Himself a doctor, Farrugia claims that his opposition to the reform stemmed from shortcomings within the proposed law itself – namely, that in drawing up the legislation, government had caved in to the general practitioners’s lobby... which in turn would be empowered by this law to increase its own client base, as well as charge additional fees for referrals to State-run services.
Farrugia in fact claims that the resulting reform would spell an end to ‘free health for all’ in its current form – arguing that this would represent a radical departure from the ‘socially conscious’ Nationalist Party, as refashioned under Eddie Fenech Adami in the 1980s and 90s.
Certainly, the reform bill itself does give the impression that some services currently offered for free will be curtailed in future, in direct contrast to numerous assurances by Lawrence Gonzi, before the last election, that ‘no charges would be introduced’ in the national health service.
But this represents at best a small fraction of the forces currently undermining both the proposed primary healthcare reform, as well as (more significantly) the credibility and sense of purpose of the present administration of government.
It is now more than evident that Prime Minister Lawrence Gonzi has an uneasy relationship with his own parliamentary group, and that, as a result, practically all his decisions between now and the next election will have to be taken under duress, if not downright political blackmail.
Gonzi has effectively become a captive within Auberge de Castille: held to ransom by a group of would-be rebels, who – for all the noise they are making at present – appear at the same time to lack any clear direction and common purpose of their own, or even the initiative to take the plunge and bring matters to a head.

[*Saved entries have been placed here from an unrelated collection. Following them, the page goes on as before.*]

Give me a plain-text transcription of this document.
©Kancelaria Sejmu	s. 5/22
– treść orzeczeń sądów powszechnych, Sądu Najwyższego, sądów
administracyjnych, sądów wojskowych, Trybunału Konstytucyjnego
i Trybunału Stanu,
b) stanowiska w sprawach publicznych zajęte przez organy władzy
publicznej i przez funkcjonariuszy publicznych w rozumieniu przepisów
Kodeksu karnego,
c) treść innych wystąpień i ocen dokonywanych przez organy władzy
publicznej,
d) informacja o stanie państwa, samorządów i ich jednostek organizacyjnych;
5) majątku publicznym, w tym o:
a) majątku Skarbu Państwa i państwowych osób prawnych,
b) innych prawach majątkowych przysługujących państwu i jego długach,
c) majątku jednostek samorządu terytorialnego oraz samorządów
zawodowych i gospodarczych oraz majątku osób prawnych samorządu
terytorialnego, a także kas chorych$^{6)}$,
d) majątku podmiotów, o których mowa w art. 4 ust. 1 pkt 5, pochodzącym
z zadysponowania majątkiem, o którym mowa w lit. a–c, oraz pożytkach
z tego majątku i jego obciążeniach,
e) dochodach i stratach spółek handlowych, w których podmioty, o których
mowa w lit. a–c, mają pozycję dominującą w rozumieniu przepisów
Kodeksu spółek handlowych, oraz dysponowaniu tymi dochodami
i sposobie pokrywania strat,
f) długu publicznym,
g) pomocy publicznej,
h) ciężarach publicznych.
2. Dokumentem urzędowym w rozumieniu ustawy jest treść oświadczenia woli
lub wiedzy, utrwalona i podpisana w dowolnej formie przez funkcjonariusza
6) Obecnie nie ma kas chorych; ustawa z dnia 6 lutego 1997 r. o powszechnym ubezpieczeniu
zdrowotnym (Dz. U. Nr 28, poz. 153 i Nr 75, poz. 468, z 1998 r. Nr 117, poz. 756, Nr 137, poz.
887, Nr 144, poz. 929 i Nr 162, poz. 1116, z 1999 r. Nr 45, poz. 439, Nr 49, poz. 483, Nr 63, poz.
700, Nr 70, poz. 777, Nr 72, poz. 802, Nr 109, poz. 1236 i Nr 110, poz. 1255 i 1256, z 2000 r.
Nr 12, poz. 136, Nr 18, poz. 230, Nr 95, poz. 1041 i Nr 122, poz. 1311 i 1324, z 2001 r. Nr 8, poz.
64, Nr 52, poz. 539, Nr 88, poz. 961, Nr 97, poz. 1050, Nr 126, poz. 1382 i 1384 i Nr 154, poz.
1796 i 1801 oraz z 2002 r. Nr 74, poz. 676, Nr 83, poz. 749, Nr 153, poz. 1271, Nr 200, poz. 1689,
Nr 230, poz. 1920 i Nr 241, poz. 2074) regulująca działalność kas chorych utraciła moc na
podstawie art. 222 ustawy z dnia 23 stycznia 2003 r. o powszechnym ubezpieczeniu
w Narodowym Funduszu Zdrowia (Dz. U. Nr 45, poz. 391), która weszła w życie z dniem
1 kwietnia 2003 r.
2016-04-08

At this point, analogies with former lame-duck governments become inevitable. Perhaps the clearest example (certainly the most recent) was the very public fall-out in 1997 between former PM Alfred Sant and Dom Mintoff, by then a backbencher, leading to the collapse of Sant’s government in September the following year.
However, there is a significant difference between the two scenarios. From the very first indications of unrest after the notorious ‘anti-social’ Budget of 97, Mintoff made it amply clear that the cause of his consternation was his own Prime Minister’s social and economic direction. As Mintoff himself put it at the time, Labour under Alfred Sant had “lost its social soul”.
The fact that the government happened to collapse over an apparently unrelated proposal – i.e., the lease of the Cottonera waterfront to a private consortium – was ultimately coincidental.
Mintoff had by then resolved to vote against the proposal come hell or high water; and by tying the issue to a vote of confidence, Sant gave him the opportunity to bring his own government down.
Today’s scenario is different on at least two counts: one, there is no single focus uniting the various disgruntled members of the PN parliamentary group (as can be attested by their cacophonic concerns, as expressed in our front-page story today); and two, Lawrence Gonzi is to say the least highly unlikely to emulate Alfred Sant by tying a vote of confidence, either to the healthcare reform bill, or to any other issue that may arise before 2013.
As things stand, therefore, only two prospects may realistically be considered for the immediate future. The first (and least likely) is that the backbench revolt will go all the way, engineering a crisis of confidence which would force the Prime Minister to call an early election against his better judgement.
The second, infinitely more probable scenario is that of a permanently hamstrung government, hanging on to power only by virtue of accommodating its own disgruntled members here and there, but without being able to fully implement any serious programme of its own.
One does not need to be a political expert to appreciate that this sorry state of affairs is at best unsustainable, at worst an ill wind that blows absolutely nobody any good. Either way, something’s clearly got to give.